It took one full year of waiting, but Crash Bandicoot N-sane Trilogy has finally arrived on Nintendo Switch and Xbox One. The formerly timed PlayStation 4 exclusive topped the charts last summer as gamers relived old memories while at the same time creating new ones. Since the exclusivity details weren’t immediately clear, Xbox gamers were baffled why third-party Activision would exclude other platforms. The Christmas gaming rush came and went, and Crash Trilogy was still nowhere to be found. Earlier in 2018, Activision made the multiplatform news official by announcing the release of Crash Bandicoot N-sane Trilogy on June 29th 2018. The package consists of Crash Bandicoot, Crash Bandicoot 2: Cortex Strikes Back and Crash Bandicoot 3: Warped at a budget price of $39.99 USD. Also included are 2 bonus levels: Stormy Ascent and Future Tense in addition to a whopping 3,000 gamerscore on Xbox One. Have these games aged gracefully? Or were they better left in the past?
I think it’s important to mention that I have never played a Crash Bandicoot game in my life. During his heyday I was a diehard Nintendo fan and I frankly had no idea how Crash games even played before I tried this trilogy. To be clear, my opinion is that of a series newbie, without nostalgia clouding my judgement. While each game’s story varies, they always pit Crash against the main antagonist, Dr. Neo Cortex in an attempt to save the world.
After dabbling in all three games, it didn’t take long for me to notice they are all fairly similar. Crash Bandicoot is a platforming game series that reminds me surprisingly of endless runner games (but with an end, and you can stop…). Crash moves either towards the screen or away from it, destroying boxes, jumping gaps, collecting apples all with a goal of reaching the end with a coveted crystal. Crash gets help from checkpoint boxes and an ancient doctor spirit named Aku Aku, who acts as a shield protecting Crash from a single attack. Along the way there are secret areas where players can earn extra lives in addition to gems and relics that can be acquired. Complete a level without dying and earn a gem, beat the speed run goal of a level and earn a relic. Occasionally levels will change to more traditional side scrolling platforming or levels where you ride animals/vehicles. There is just enough variety to keep things interesting, especially in Crash 2 and 3.
I was surprised at just how challenging these games were. Every life I discovered or earned was vital, and many times I found myself completing a level by the skin of my teeth. These make or break moments had me walking the fine line between success and disheartening failure. I won’t lie, there were many times I grew annoyed with getting a game over just before the finish line. I often shut the game off then and there, but in time something always brought me back. That feeling of “I want another crack at this” led me to keep (eventually) retrying and when success was had, it felt damn good. I was expecting a game my seven-year-old would love or my wife would find accessible, but it turns out Crash may just be too challenging for casual gamers.
The controls vary depending on the type of level, but Crash can typically jump, spin to destroy boxes or enemies and slide/crawl in games 2 and 3. They work nicely for the most part but tended to feel most odd in side scrolling levels.
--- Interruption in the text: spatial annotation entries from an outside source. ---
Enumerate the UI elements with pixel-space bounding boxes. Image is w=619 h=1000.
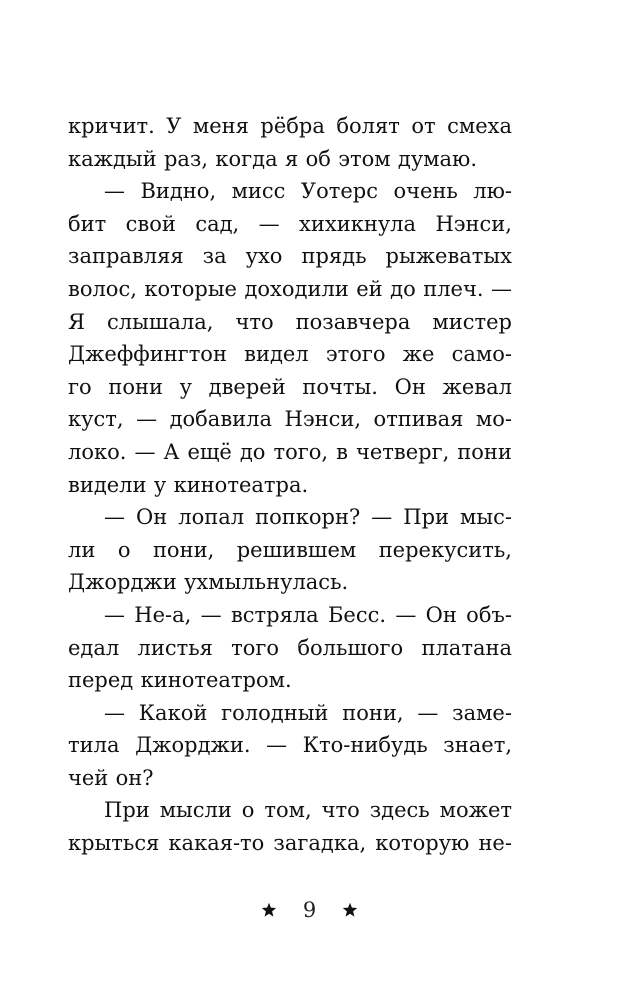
text-line <box>68 338 512 371</box>
word: не- <box>478 831 512 856</box>
word: которые <box>144 276 237 301</box>
word: кинотеатром. <box>140 668 292 693</box>
word: кричит. <box>68 114 155 138</box>
word: у <box>153 472 167 497</box>
word: рёбра <box>260 114 325 138</box>
text-line <box>68 208 512 241</box>
word: листья <box>137 635 213 660</box>
word: слышала, <box>107 309 214 334</box>
word: Нэнси, <box>435 211 512 236</box>
word: Кто-нибудь <box>302 733 428 758</box>
word: почты. <box>302 374 378 399</box>
word: о <box>241 798 255 823</box>
word: же <box>402 342 435 367</box>
word: — <box>104 179 125 204</box>
word: я <box>284 146 299 171</box>
word: свой <box>125 211 176 236</box>
word: — <box>104 505 125 530</box>
word: лю- <box>473 179 512 204</box>
word: мысли <box>159 798 232 823</box>
word: смеха <box>447 114 512 138</box>
word: Не-а, <box>134 602 192 627</box>
word: что <box>235 309 274 334</box>
word: четверг, <box>355 439 450 464</box>
word: чей <box>68 765 109 790</box>
star-icon <box>342 902 358 918</box>
text-line <box>68 697 512 730</box>
word: бит <box>68 211 107 236</box>
word: от <box>411 114 436 138</box>
word: пони <box>457 439 512 464</box>
text-line <box>68 729 512 762</box>
word: мыс- <box>460 505 512 530</box>
word: само- <box>451 342 512 367</box>
word: здесь <box>369 798 430 823</box>
word: ухмыльнулась. <box>184 570 349 595</box>
text-line <box>68 599 512 632</box>
word: тила <box>68 733 120 758</box>
word: ли <box>68 537 96 562</box>
word: Джорджи. <box>135 733 251 758</box>
word: крыться <box>68 831 160 856</box>
word: об <box>305 146 331 171</box>
word: того, <box>273 439 329 464</box>
text-line <box>68 469 512 502</box>
word: болят <box>336 114 400 138</box>
word: ей <box>356 276 383 301</box>
word: — <box>491 276 512 301</box>
word: заме- <box>452 700 512 725</box>
text-line <box>68 534 512 567</box>
word: за <box>202 244 227 269</box>
word: доходили <box>244 276 349 301</box>
word: Нэнси, <box>284 407 362 432</box>
word: о <box>117 537 131 562</box>
word: до <box>390 276 416 301</box>
word: куст, <box>68 407 124 432</box>
word: до <box>239 439 266 464</box>
word: — <box>136 407 158 432</box>
text-line <box>68 632 512 665</box>
word: видел <box>244 342 309 367</box>
word: отпивая <box>373 407 464 432</box>
star-icon <box>261 902 277 918</box>
word: — <box>104 602 125 627</box>
page-number: 9 <box>302 898 317 922</box>
word: Видно, <box>140 179 217 204</box>
text-line <box>68 371 512 404</box>
word: том, <box>264 798 312 823</box>
text-line <box>68 143 512 176</box>
text-line <box>68 501 512 534</box>
word: При <box>403 505 450 530</box>
text-line <box>68 110 512 143</box>
text-line <box>68 827 512 860</box>
word: перекусить, <box>378 537 512 562</box>
word: встряла <box>230 602 319 627</box>
word: — <box>134 439 156 464</box>
word: лопал <box>178 505 245 530</box>
word: ухо <box>245 244 283 269</box>
word: добавила <box>169 407 272 432</box>
word: — <box>395 602 417 627</box>
text-line <box>68 240 512 273</box>
word: меня <box>192 114 249 138</box>
word: мисс <box>231 179 286 204</box>
word: думаю. <box>397 146 478 171</box>
word: раз, <box>163 146 209 171</box>
word: того <box>231 635 280 660</box>
word: дверей <box>208 374 286 399</box>
page-footer <box>0 895 619 925</box>
word: кинотеатра. <box>173 472 309 497</box>
word: рыжеватых <box>385 244 512 269</box>
word: голодный <box>221 700 329 725</box>
body-text <box>68 110 512 860</box>
word: — <box>266 733 288 758</box>
text-line <box>68 273 512 306</box>
word: видели <box>68 472 147 497</box>
text-line <box>68 664 512 697</box>
word: Он <box>136 505 168 530</box>
word: жевал <box>442 374 512 399</box>
word: каждый <box>68 146 157 171</box>
word: — <box>200 602 222 627</box>
text-line <box>68 794 512 827</box>
word: решившем <box>236 537 357 562</box>
word: Какой <box>138 700 208 725</box>
word: пони <box>108 374 163 399</box>
word: у <box>179 374 192 399</box>
word: заправляя <box>68 244 184 269</box>
word: какая-то <box>168 831 265 856</box>
word: сад, <box>195 211 240 236</box>
word: пони, <box>342 700 404 725</box>
word: что <box>321 798 360 823</box>
text-line <box>68 175 512 208</box>
word: Джорджи <box>68 570 177 595</box>
word: этом <box>338 146 391 171</box>
word: в <box>336 439 348 464</box>
word: волос, <box>68 276 137 301</box>
text-line <box>68 403 512 436</box>
word: Он <box>394 374 426 399</box>
word: — <box>417 700 439 725</box>
word: позавчера <box>295 309 411 334</box>
word: При <box>104 798 150 823</box>
word: объ- <box>466 602 512 627</box>
word: Уотерс <box>300 179 378 204</box>
word: очень <box>393 179 458 204</box>
word: локо. <box>68 439 127 464</box>
word: — <box>258 211 280 236</box>
word: ещё <box>187 439 232 464</box>
word: знает, <box>443 733 512 758</box>
word: этого <box>325 342 386 367</box>
word: — <box>104 700 125 725</box>
word: платана <box>421 635 512 660</box>
word: Я <box>68 309 85 334</box>
word: Джеффингтон <box>68 342 227 367</box>
word: го <box>68 374 92 399</box>
word: У <box>166 114 182 138</box>
word: загадка, <box>273 831 367 856</box>
word: большого <box>297 635 404 660</box>
word: едал <box>68 635 120 660</box>
word: хихикнула <box>299 211 417 236</box>
word: Бесс. <box>328 602 387 627</box>
word: прядь <box>301 244 367 269</box>
word: когда <box>215 146 278 171</box>
word: Он <box>425 602 457 627</box>
text-line <box>68 762 512 795</box>
word: пони, <box>152 537 215 562</box>
word: мистер <box>432 309 512 334</box>
word: мо- <box>475 407 512 432</box>
word: плеч. <box>423 276 484 301</box>
word: — <box>371 505 393 530</box>
word: перед <box>68 668 134 693</box>
text-line <box>68 306 512 339</box>
text-line <box>68 436 512 469</box>
word: может <box>439 798 512 823</box>
word: которую <box>375 831 470 856</box>
text-line <box>68 566 512 599</box>
word: он? <box>115 765 154 790</box>
word: А <box>163 439 180 464</box>
word: попкорн? <box>255 505 361 530</box>
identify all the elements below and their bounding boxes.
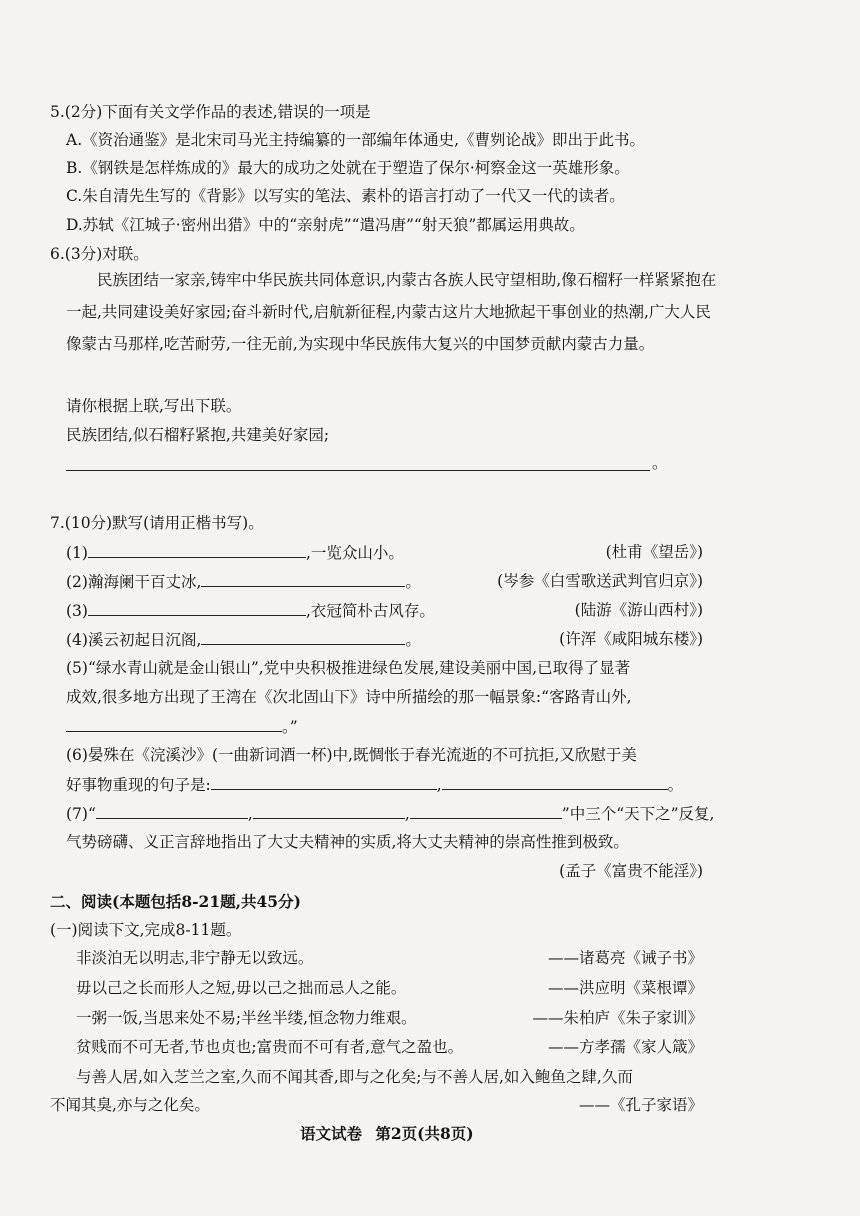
quote-4: 贫贱而不可无者,节也贞也;富贵而不可有者,意气之盈也。 (76, 1038, 464, 1056)
question-7-item-2 (66, 570, 421, 593)
question-5-option-c: C.朱自清先生写的《背影》以写实的笔法、素朴的语言打动了一代又一代的读者。 (66, 187, 625, 205)
item-text: ”中三个“天下之”反复, (561, 805, 715, 823)
answer-blank[interactable] (88, 541, 306, 558)
section-2-heading: 二、阅读(本题包括8-21题,共45分) (50, 892, 301, 911)
item-text: , (436, 776, 442, 794)
source-3: (陆游《游山西村》) (574, 601, 703, 619)
answer-blank[interactable] (442, 773, 668, 790)
question-7-stem: 7.(10分)默写(请用正楷书写)。 (50, 514, 264, 532)
item-text: 瀚海阑干百丈冰, (87, 573, 202, 591)
item-number: (2) (66, 573, 88, 591)
item-text: ,衣冠简朴古风存。 (305, 602, 435, 620)
answer-blank[interactable] (211, 773, 437, 790)
question-6-upper-couplet: 民族团结,似石榴籽紧抱,共建美好家园; (66, 426, 330, 444)
item-text: 溪云初起日沉阁, (87, 631, 202, 649)
quote-5-line-2: 不闻其臭,亦与之化矣。 (50, 1096, 210, 1114)
item-number: (7)“ (66, 805, 96, 823)
item-text: , (247, 805, 253, 823)
source-1: (杜甫《望岳》) (605, 543, 703, 561)
question-7-item-1 (66, 541, 404, 564)
item-text: 。 (667, 776, 684, 794)
quote-3-source: ——朱柏庐《朱子家训》 (532, 1009, 703, 1027)
item-text: ,一览众山小。 (305, 544, 404, 562)
answer-blank[interactable] (201, 570, 405, 587)
quote-5-source: ——《孔子家语》 (578, 1096, 703, 1114)
quote-2: 毋以己之长而形人之短,毋以己之拙而忌人之能。 (76, 979, 407, 997)
question-6-stem: 6.(3分)对联。 (50, 245, 149, 263)
couplet-end-mark: 。 (652, 454, 668, 472)
answer-blank[interactable] (410, 802, 562, 819)
item-text: 。 (405, 573, 421, 591)
question-7-item-6-line-2 (66, 773, 683, 796)
quote-3: 一粥一饭,当思来处不易;半丝半缕,恒念物力维艰。 (76, 1009, 417, 1027)
question-7-item-3 (66, 599, 435, 622)
item-text: 好事物重现的句子是: (66, 776, 211, 794)
question-6-instruction: 请你根据上联,写出下联。 (66, 397, 242, 415)
quote-5-line-1: 与善人居,如入芝兰之室,久而不闻其香,即与之化矣;与不善人居,如入鲍鱼之肆,久而 (76, 1068, 633, 1086)
answer-blank[interactable] (88, 599, 306, 616)
item-number: (1) (66, 544, 88, 562)
answer-blank[interactable] (201, 628, 405, 645)
question-7-item-5-line-2: 成效,很多地方出现了王湾在《次北固山下》诗中所描绘的那一幅景象:“客路青山外, (66, 688, 632, 706)
section-2-subheading: (一)阅读下文,完成8-11题。 (50, 921, 242, 939)
question-7-item-6-line-1: (6)晏殊在《浣溪沙》(一曲新词酒一杯)中,既惆怅于春光流逝的不可抗拒,又欣慰于美 (66, 746, 637, 764)
item-text: 。” (282, 718, 298, 736)
question-7-item-4 (66, 628, 421, 651)
question-7-item-7-line-2: 气势磅礴、义正言辞地指出了大丈夫精神的实质,将大丈夫精神的崇高性推到极致。 (66, 833, 629, 851)
item-text: 。 (405, 631, 421, 649)
answer-line-couplet[interactable] (66, 470, 650, 471)
quote-1-source: ——诸葛亮《诫子书》 (547, 949, 703, 967)
quote-4-source: ——方孝孺《家人箴》 (547, 1038, 703, 1056)
item-number: (3) (66, 602, 88, 620)
question-7-item-5-line-3 (66, 715, 298, 738)
source-2: (岑参《白雪歌送武判官归京》) (497, 572, 703, 590)
answer-blank[interactable] (253, 802, 405, 819)
item-text: , (404, 805, 410, 823)
question-5-option-d: D.苏轼《江城子·密州出猎》中的“亲射虎”“遣冯唐”“射天狼”都属运用典故。 (66, 216, 585, 234)
question-5-stem: 5.(2分)下面有关文学作品的表述,错误的一项是 (50, 103, 371, 121)
answer-blank[interactable] (66, 715, 282, 732)
question-5-option-a: A.《资治通鉴》是北宋司马光主持编纂的一部编年体通史,《曹刿论战》即出于此书。 (66, 131, 646, 149)
answer-blank[interactable] (96, 802, 248, 819)
question-6-passage: 民族团结一家亲,铸牢中华民族共同体意识,内蒙古各族人民守望相助,像石榴籽一样紧紧抱在一起,共同建设美好家园;奋斗新时代,启航新征程,内蒙古这片大地掀起干事创业的热潮,广大人民像蒙古马那样,吃苦耐劳,一往无前,为实现中华民族伟大复兴的中国梦贡献内蒙古力量。 (66, 271, 717, 353)
page-footer: 语文试卷 第2页(共8页) (300, 1124, 474, 1143)
source-7: (孟子《富贵不能淫》) (559, 862, 703, 880)
source-4: (许浑《咸阳城东楼》) (559, 630, 703, 648)
question-7-item-5-line-1: (5)“绿水青山就是金山银山”,党中央积极推进绿色发展,建设美丽中国,已取得了显著 (66, 659, 631, 677)
item-number: (4) (66, 631, 88, 649)
question-7-item-7-line-1 (66, 802, 714, 825)
quote-1: 非淡泊无以明志,非宁静无以致远。 (76, 949, 314, 967)
quote-2-source: ——洪应明《菜根谭》 (547, 979, 703, 997)
question-5-option-b: B.《钢铁是怎样炼成的》最大的成功之处就在于塑造了保尔·柯察金这一英雄形象。 (66, 159, 630, 177)
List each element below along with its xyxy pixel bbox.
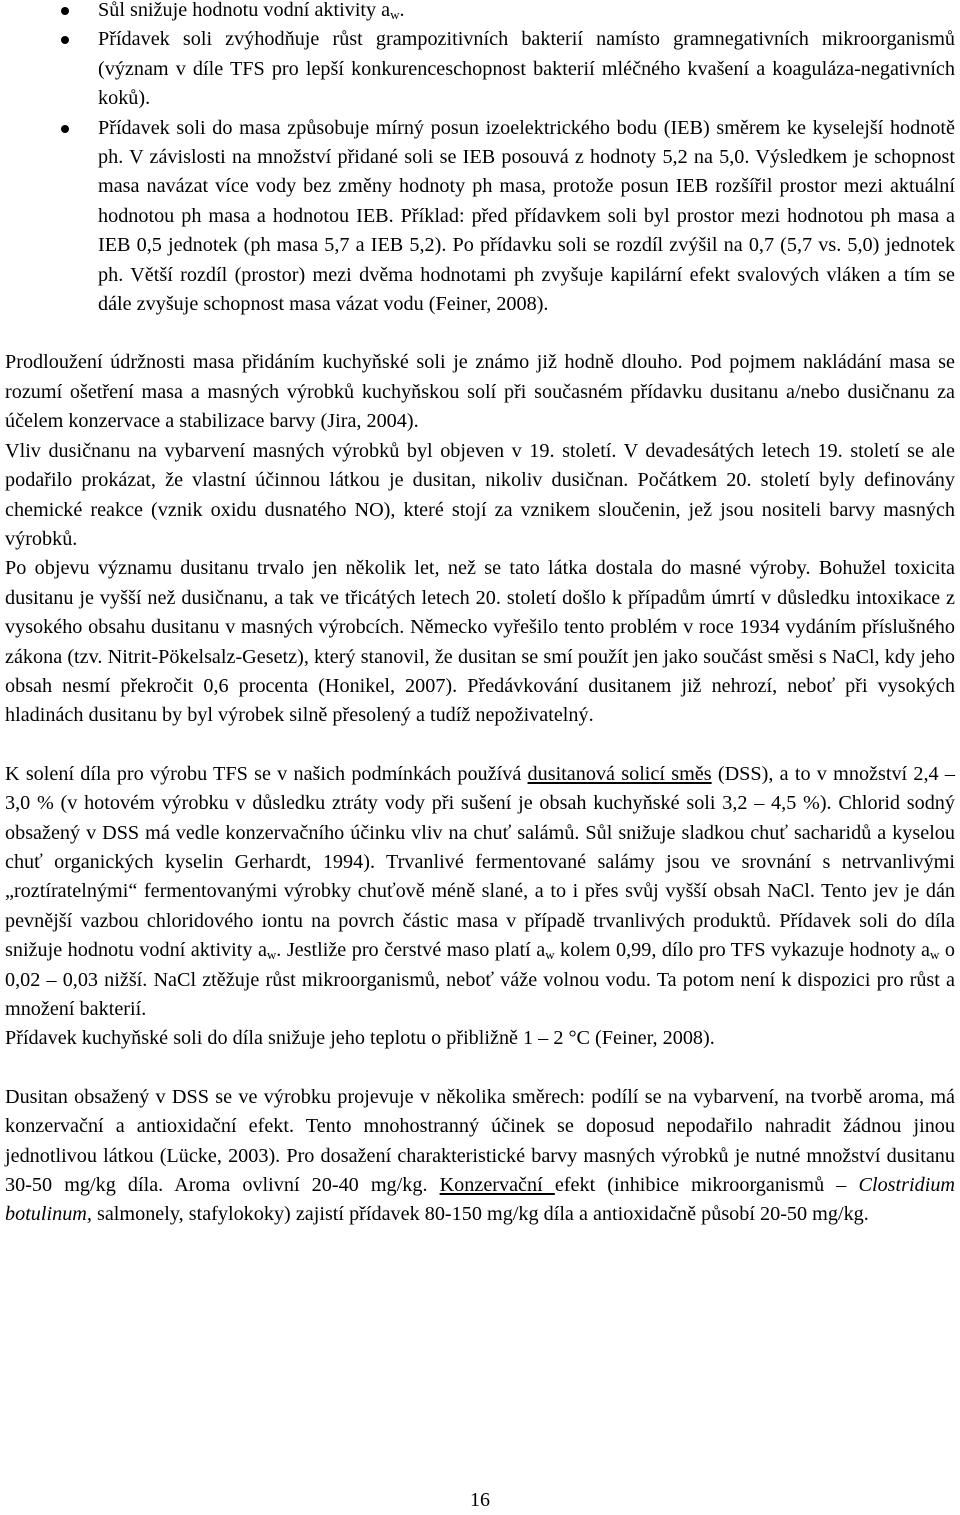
italic-species-name: Clostridium botulinum,	[5, 1174, 955, 1226]
text-run: . Jestliže pro čerstvé maso platí a	[276, 939, 546, 962]
text-run: (DSS), a to v množství 2,4 – 3,0 % (v hotovém výrobku v důsledku ztráty vody při sušení je obsah kuchyňské soli 3,2 – 4,5 %). Chlorid sodný obsažený v DSS má vedle konzervačního účinku vliv na chuť salámů. Sůl snižuje sladkou chuť sacharidů a kyselou chuť organických kyselin Gerhardt, 1994). Trvanlivé fermentované salámy jsou ve srovnání s netrvanlivými „roztíratelnými“ fermentovanými výrobky chuťově méně slané, a to i přes svůj vyšší obsah NaCl. Tento jev je dán pevnější vazbou chloridového iontu na povrch částic masa v případě trvanlivých produktů. Přídavek soli do díla snižuje hodnotu vodní aktivity a	[5, 762, 955, 962]
text-run: Dusitan obsažený v DSS se ve výrobku projevuje v několika směrech: podílí se na vybarvení, na tvorbě aroma, má konzervační a antioxidační efekt. Tento mnohostranný účinek se doposud nepodařilo nahradit žádnou jinou jednotlivou látkou (Lücke, 2003). Pro dosažení charakteristické barvy masných výrobků je nutné množství dusitanu 30-50 mg/kg díla. Aroma ovlivní 20-40 mg/kg.	[5, 1085, 955, 1197]
bullet-text: .	[399, 0, 405, 21]
text-run: efekt (inhibice mikroorganismů –	[554, 1174, 859, 1197]
text-run: K solení díla pro výrobu TFS se v našich podmínkách používá	[5, 762, 528, 785]
bullet-list	[0, 0, 960, 319]
subscript: w	[266, 947, 277, 963]
underlined-term: dusitanová solicí směs	[527, 762, 712, 785]
spacer	[0, 731, 960, 760]
bullet-item	[0, 25, 960, 113]
text-run: kolem 0,99, dílo pro TFS vykazuje hodnoty a	[554, 939, 931, 962]
bullet-text: Přídavek soli zvýhodňuje růst grampozitivních bakterií namísto gramnegativních mikroorganismů (význam v díle TFS pro lepší konkurenceschopnost bakterií mléčného kvašení a koaguláza-negativních koků).	[98, 28, 955, 110]
subscript: w	[390, 7, 400, 22]
bullet-text: Sůl snižuje hodnotu vodní aktivity a	[98, 0, 391, 21]
spacer	[0, 319, 960, 348]
bullet-item	[0, 0, 960, 25]
paragraph: Vliv dusičnanu na vybarvení masných výrobků byl objeven v 19. století. V devadesátých letech 19. století se ale podařilo prokázat, že vlastní účinnou látkou je dusitan, nikoliv dusičnan. Počátkem 20. století byly definovány chemické reakce (vznik oxidu dusnatého NO), které stojí za vznikem sloučenin, jež jsou nositeli barvy masných výrobků.	[5, 439, 955, 550]
bullet-text: Přídavek soli do masa způsobuje mírný posun izoelektrického bodu (IEB) směrem ke kyselejší hodnotě ph. V závislosti na množství přidané soli se IEB posouvá z hodnoty 5,2 na 5,0. Výsledkem je schopnost masa navázat více vody bez změny hodnoty ph masa, protože posun IEB rozšířil prostor mezi aktuální hodnotou ph masa a hodnotou IEB. Příklad: před přídavkem soli byl prostor mezi hodnotou ph masa a IEB 0,5 jednotek (ph masa 5,7 a IEB 5,2). Po přídavku soli se rozdíl zvýšil na 0,7 (5,7 vs. 5,0) jednotek ph. Větší rozdíl (prostor) mezi dvěma hodnotami ph zvyšuje kapilární efekt svalových vláken a tím se dále zvyšuje schopnost masa vázat vodu (Feiner, 2008).	[98, 116, 955, 316]
underlined-term: Konzervační	[439, 1174, 555, 1197]
page-number: 16	[470, 1489, 490, 1511]
subscript: w	[930, 947, 940, 963]
text-run: o 0,02 – 0,03 nižší. NaCl ztěžuje růst mikroorganismů, neboť váže volnou vodu. Ta potom není k dispozici pro růst a množení bakterií.	[5, 939, 955, 1020]
spacer	[0, 1054, 960, 1083]
paragraph: Přídavek kuchyňské soli do díla snižuje jeho teplotu o přibližně 1 – 2 °C (Feiner, 2008).	[5, 1027, 715, 1050]
paragraph	[0, 760, 960, 1025]
bullet-item	[0, 114, 960, 320]
paragraph: Prodloužení údržnosti masa přidáním kuchyňské soli je známo již hodně dlouho. Pod pojmem nakládání masa se rozumí ošetření masa a masných výrobků kuchyňskou solí při současném přídavku dusitanu a/nebo dusičnanu za účelem konzervace a stabilizace barvy (Jira, 2004).	[5, 351, 955, 433]
paragraph: Po objevu významu dusitanu trvalo jen několik let, než se tato látka dostala do masné výroby. Bohužel toxicita dusitanu je vyšší než dusičnanu, a tak ve třicátých letech 20. století došlo k případům úmrtí v důsledku intoxikace z vysokého obsahu dusitanu v masných výrobcích. Německo vyřešilo tento problém v roce 1934 vydáním příslušného zákona (tzv. Nitrit-Pökelsalz-Gesetz), který stanovil, že dusitan se smí použít jen jako součást směsi s NaCl, kdy jeho obsah nesmí překročit 0,6 procenta (Honikel, 2007). Předávkování dusitanem již nehrozí, neboť při vysokých hladinách dusitanu by byl výrobek silně přesolený a tudíž nepoživatelný.	[5, 557, 955, 727]
paragraph	[0, 1083, 960, 1230]
subscript: w	[545, 947, 555, 963]
text-run: salmonely, stafylokoky) zajistí přídavek 80-150 mg/kg díla a antioxidačně působí 20-50 mg/kg.	[91, 1203, 869, 1226]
Overall, for all the times I raged and swore at the game, it was never due to the fault of the controls.
The job of remastering these classics was given to developer Vicarious Visions, who I know best as the secondary developer of the Skylanders series. Like those games, Crash Bandicoot Trilogy is vivid, colorful and a joy to look at. I was pleasantly surprised with how quickly I could navigate the three games and the levels within them. I play on an original Xbox One, and the loading times were never an issue. I’m also pleased to report that the trilogy is Xbox One X enhanced as well. Another high-point for the series is the soundtrack. Upbeat and catchy melodies are found in every area, whether it be in the jungle, ocean or industrial indoor area. This truly is the best Crash Bandicoot has ever looked or sounded.
Crash Bandicoot N-sane Trilogy contains 77 achievements with a total of 3,000 gamerscore. Most of them are straightforward such as defeating a boss, entering secret areas and collecting relics and gems. While not the most difficult completion of 2018, it will take plenty of skill and commitment to collect and discover everything involved.
As a complete package, Crash Bandicoot N-sane Trilogy is well put together, priced right and full of value. Those who grew up with these games in the day will fancy reliving those experiences with remastered graphics. Achievement hunters will be sold on 3,000 gamerscore immediately for a budget price. And lastly, those new to the series will finally get a chance to experience PlayStation’s former unofficial mascot. All three games look and sound amazing and will test the skills of even the most experienced gamer. My only concern would be uninformed parents buying this game for their 6 or 7-year-old child, expecting something childish and easy. Aside from that, Xbox gamers should be excited to finally welcome Crash Bandicoot with open arms.